Association of ADHD with MAOA genotype
In a population-based study, scientists dug deeper into the genotype analysis associated with neural responses in adolescents with ADHD in the monetary incentive delay model. ADHD symptoms and the possibility of their association with single nucleotide polymorphism (rs12843268) was studied separately in males and females.
The MAOA gene was determined to have X-linked nature, and it only affected males. Further investigation of revealed an association of MAOA with ADHD symptoms. The frontostriatal activation patterns were found to be governed by rs12843268 genotype in adolescent boys.
Neural Responses to Vocal Anger
Difficulties in understanding visual emotional impulses were investigated across many studies. Further to this, a pilot study aimed at comparing the vocal perception of anger in ADHD patients to those to undiagnosed individuals with milder symptoms was carried out. The study included 50 subjects of ranging from 6 to 11 years of age. Prior to assessing their ability to comprehend vocal anger stimuli, their hearing abilities were assessed using audiometric tests.

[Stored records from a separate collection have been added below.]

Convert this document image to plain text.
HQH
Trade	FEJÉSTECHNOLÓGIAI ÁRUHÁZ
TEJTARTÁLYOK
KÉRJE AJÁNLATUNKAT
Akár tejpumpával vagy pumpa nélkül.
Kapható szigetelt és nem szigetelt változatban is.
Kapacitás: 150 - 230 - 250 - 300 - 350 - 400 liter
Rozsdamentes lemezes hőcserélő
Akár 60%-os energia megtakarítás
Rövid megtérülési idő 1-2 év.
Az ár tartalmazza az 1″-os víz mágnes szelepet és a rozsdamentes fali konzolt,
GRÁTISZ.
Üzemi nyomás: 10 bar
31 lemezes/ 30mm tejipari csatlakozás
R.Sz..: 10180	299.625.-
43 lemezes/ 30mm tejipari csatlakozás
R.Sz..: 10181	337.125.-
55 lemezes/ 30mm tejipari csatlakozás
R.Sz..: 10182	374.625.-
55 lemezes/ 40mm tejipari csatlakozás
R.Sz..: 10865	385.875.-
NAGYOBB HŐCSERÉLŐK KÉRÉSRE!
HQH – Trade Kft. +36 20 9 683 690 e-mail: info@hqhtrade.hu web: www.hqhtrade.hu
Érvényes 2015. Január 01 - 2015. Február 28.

When subjected to a pattern of random vocal stimuli (neutral, appreciative, angry, happy, sad, etc.), children with ADHD were found to be less accurate in recognizing vocal anger compared to those without ADHD. The neural responses were considered atypical, and could be seen as pre-attentive hyper-responsiveness to anticipated vocal anger stimuli.
Even though the current research provides a great deal of information around neural responses in ADHD, the results are often ambiguous and non-reproducible due to smaller sample sizes. Therefore, larger epidemiological studies providing a broader picture are required.